Just because the program does not happen to crash, doesn't mean you're
not doing something illegal. b[0] and b[1] and both out-of-range
references in your program; it's just dumb luck that your program
doesn't crash.

 

[James Kanze]

James Kanze wrote:

[...]

and his type is "int [100]", so of course a type of "int [0]"
would not have any meaning. In the second case, on the other
hand, we are just allocating some memory through the operator
new for the double.

And the type of the memory we allocate is int[0].

Well, that is not so clear according to me. I mean, probably the most
rigorous way to see the problem is that one, but you can't access to
that type if it is in the dynamic memory, so basically the real type is
hidden.

The fact that you cannot access it is linked to this type. If
the type were int[1], then p[0] would be legal. Since the type
is int[0], it's not.

Of course, the result of the new expression is type int*, so
some vital type information has been lost.

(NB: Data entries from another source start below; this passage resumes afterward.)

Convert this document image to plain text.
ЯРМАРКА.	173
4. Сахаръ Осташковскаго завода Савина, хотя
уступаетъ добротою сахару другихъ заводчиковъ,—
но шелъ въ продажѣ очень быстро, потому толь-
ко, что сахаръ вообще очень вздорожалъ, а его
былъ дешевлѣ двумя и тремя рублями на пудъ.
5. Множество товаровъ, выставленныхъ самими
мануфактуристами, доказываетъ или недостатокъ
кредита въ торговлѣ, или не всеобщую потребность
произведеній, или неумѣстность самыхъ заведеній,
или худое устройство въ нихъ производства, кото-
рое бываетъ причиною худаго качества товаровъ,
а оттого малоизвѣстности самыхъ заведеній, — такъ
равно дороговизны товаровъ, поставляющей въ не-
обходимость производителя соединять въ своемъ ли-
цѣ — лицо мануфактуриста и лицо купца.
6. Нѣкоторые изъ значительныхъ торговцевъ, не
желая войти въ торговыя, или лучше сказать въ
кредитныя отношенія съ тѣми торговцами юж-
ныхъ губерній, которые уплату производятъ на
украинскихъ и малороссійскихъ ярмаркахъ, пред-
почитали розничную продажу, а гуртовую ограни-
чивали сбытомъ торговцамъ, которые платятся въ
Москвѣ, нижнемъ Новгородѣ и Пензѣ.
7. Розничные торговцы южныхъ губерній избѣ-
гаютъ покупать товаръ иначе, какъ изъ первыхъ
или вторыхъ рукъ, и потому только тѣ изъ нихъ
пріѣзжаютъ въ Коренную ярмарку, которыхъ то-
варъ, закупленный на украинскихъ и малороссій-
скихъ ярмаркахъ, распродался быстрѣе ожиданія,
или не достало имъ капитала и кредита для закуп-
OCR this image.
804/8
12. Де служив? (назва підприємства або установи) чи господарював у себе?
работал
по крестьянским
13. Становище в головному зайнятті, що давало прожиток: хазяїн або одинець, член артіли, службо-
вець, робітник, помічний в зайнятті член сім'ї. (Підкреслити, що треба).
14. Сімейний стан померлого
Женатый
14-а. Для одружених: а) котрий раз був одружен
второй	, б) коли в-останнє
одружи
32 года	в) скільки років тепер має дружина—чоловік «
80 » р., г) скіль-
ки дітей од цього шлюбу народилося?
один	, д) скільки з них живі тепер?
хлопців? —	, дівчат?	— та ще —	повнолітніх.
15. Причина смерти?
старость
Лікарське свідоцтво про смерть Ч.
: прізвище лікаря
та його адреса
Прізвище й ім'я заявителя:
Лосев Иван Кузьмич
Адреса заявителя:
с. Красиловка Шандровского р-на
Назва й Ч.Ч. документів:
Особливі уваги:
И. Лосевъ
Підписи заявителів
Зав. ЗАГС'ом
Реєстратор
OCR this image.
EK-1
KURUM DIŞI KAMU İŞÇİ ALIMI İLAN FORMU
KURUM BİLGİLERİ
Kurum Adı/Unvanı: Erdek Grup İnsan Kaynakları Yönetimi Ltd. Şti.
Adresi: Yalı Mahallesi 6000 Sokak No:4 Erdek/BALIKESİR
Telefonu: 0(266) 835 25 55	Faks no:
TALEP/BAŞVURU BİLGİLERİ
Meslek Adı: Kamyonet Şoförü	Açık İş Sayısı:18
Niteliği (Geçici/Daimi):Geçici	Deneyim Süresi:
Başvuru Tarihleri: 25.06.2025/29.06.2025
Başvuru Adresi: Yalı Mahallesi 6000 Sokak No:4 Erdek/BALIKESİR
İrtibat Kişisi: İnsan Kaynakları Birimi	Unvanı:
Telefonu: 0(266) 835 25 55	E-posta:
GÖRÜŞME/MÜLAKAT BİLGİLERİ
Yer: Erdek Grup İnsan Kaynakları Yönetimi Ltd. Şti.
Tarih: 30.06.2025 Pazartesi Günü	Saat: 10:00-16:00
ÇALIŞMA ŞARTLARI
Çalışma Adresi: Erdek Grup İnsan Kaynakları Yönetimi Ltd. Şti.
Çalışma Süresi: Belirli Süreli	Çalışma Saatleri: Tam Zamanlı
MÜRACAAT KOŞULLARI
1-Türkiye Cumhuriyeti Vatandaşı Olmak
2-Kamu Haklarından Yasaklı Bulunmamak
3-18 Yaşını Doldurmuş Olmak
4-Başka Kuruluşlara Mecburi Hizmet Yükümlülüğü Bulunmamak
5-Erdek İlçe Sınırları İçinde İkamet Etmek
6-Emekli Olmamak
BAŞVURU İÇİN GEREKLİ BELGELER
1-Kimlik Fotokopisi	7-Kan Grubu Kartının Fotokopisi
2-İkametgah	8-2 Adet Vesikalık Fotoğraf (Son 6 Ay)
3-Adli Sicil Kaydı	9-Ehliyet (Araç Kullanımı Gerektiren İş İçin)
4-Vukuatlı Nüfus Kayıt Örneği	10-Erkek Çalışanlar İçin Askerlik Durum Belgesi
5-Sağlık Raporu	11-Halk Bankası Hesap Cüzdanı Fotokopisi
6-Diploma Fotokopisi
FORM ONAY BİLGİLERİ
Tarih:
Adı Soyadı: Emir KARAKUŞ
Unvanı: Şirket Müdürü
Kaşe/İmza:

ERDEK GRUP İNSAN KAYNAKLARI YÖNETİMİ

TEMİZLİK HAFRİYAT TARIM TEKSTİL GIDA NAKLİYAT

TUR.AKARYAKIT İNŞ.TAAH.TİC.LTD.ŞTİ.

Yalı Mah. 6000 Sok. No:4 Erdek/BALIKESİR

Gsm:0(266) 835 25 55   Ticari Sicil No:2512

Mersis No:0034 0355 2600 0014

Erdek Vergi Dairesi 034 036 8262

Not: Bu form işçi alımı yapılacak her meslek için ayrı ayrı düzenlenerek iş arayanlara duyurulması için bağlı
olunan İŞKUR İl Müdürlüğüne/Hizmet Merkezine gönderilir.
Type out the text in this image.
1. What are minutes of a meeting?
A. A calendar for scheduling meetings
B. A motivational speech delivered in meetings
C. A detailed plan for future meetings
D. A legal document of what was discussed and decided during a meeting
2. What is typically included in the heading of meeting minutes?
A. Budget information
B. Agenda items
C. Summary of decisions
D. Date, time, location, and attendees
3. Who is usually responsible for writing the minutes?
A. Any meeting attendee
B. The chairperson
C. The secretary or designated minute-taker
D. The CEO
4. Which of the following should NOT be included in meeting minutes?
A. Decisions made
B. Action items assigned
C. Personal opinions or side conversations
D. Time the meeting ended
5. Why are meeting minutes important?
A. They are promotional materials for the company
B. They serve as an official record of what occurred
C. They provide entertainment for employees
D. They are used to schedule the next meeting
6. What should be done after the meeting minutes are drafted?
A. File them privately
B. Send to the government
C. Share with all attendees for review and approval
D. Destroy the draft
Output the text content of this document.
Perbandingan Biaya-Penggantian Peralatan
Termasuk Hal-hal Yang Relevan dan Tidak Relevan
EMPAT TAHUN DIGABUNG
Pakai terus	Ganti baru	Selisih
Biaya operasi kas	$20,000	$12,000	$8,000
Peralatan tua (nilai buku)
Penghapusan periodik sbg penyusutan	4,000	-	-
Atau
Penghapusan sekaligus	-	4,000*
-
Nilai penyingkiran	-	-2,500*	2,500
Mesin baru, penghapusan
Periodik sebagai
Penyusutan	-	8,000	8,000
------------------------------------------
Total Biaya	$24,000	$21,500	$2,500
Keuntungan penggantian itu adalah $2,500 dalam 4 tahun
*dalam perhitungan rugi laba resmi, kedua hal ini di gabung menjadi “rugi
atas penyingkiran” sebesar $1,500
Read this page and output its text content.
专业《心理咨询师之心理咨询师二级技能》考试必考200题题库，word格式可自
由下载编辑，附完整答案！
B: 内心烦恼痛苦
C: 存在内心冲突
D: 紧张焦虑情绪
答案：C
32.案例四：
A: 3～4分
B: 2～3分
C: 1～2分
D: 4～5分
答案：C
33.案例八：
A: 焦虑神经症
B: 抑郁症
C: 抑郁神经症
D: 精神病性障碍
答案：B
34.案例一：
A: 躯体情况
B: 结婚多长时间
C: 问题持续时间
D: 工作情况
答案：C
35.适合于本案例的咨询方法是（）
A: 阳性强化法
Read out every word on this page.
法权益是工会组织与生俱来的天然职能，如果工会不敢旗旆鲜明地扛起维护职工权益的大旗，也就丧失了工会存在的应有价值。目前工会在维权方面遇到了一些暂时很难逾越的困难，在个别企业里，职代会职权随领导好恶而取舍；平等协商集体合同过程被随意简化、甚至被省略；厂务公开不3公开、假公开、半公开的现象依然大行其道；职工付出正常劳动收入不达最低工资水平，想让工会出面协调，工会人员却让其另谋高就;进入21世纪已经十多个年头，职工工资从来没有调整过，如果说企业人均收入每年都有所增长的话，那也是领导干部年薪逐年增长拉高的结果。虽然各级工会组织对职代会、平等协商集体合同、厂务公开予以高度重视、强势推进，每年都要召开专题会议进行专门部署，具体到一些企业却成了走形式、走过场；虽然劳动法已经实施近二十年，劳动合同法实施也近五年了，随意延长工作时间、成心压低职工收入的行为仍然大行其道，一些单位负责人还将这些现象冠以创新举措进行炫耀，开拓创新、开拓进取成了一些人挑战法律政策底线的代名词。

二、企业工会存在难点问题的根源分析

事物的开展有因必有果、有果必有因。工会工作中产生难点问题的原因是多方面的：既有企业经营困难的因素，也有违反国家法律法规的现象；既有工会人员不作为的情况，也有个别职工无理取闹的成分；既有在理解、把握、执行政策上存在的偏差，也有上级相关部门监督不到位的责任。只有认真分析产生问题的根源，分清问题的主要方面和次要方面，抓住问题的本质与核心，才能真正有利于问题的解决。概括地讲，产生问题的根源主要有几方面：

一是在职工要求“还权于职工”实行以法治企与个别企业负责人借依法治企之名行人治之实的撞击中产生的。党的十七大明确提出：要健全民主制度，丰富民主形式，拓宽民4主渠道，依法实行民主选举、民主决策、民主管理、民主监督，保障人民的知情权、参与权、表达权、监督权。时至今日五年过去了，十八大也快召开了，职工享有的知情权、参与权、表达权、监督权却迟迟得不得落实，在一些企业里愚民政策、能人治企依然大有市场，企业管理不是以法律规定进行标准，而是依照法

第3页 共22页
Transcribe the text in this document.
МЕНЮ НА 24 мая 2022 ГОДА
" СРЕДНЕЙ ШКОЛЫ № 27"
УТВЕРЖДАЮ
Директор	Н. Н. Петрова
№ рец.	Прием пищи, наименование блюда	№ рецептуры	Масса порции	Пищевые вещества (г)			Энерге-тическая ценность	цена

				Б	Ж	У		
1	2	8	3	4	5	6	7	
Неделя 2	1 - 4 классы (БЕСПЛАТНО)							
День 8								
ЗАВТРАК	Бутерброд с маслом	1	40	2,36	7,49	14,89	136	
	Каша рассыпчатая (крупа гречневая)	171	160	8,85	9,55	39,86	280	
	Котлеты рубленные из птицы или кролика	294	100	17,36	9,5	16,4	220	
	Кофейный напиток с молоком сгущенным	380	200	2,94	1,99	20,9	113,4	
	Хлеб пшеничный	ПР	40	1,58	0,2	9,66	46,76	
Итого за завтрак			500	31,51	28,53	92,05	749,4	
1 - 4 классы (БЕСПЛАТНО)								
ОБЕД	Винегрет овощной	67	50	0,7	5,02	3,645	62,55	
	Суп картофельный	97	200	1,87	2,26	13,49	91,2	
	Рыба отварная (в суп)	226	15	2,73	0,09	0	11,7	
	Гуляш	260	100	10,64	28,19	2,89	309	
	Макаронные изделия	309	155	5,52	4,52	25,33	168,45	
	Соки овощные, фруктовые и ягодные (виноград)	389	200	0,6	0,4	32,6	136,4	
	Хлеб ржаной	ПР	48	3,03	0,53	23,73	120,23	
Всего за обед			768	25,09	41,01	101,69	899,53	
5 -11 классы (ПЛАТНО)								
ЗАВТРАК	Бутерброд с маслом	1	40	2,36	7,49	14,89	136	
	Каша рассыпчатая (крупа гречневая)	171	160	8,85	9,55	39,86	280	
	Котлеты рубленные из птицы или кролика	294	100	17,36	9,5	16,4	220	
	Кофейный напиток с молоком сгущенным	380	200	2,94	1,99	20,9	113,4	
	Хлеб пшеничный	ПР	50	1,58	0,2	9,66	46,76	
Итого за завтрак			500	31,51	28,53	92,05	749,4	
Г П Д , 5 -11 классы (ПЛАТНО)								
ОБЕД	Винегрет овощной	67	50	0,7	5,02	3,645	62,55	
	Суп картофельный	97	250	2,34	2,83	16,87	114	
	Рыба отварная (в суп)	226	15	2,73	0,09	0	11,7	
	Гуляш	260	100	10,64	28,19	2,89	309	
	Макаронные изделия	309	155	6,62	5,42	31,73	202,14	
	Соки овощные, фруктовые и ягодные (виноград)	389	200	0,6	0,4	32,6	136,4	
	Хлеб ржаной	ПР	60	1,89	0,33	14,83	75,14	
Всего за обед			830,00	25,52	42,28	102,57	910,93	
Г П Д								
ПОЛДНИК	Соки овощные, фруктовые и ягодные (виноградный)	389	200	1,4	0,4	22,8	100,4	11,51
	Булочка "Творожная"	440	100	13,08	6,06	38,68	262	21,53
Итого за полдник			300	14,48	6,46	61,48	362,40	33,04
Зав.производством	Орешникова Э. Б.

You will have just a pointer.

The new expression returns a pointer. The memory which it
allocates has a type, however, which is not the type of the
pointer. (This is how new differs from malloc, for example.)

Additionally, we don't have any
dynamic type for anything but virtual classes, so there is no int [n]
type if n is not constant. Of course IMHO.

That's an interesting observation. The problem is that "dynamic
type" can mean different things. In this case, if I do
something like:

int* p = new int[ i ] ;

each invocation will construct an array with a specific size; an
array with a specific size has a type which includes that size.
Similarly, every object has a type, even if you cannot always
access the information. The case where i is 0 is interesting,
because arguably, you don't have an object.

I still find it cleaner to think of it as having a specific
type. In the general case, it is the type of the actual array
which determines the legal bounds, and I don't see why int[0]
should be an exception: the legal bounds for a T[N] are [0,N)
(and if N is 0, of course, [0,N) is empty).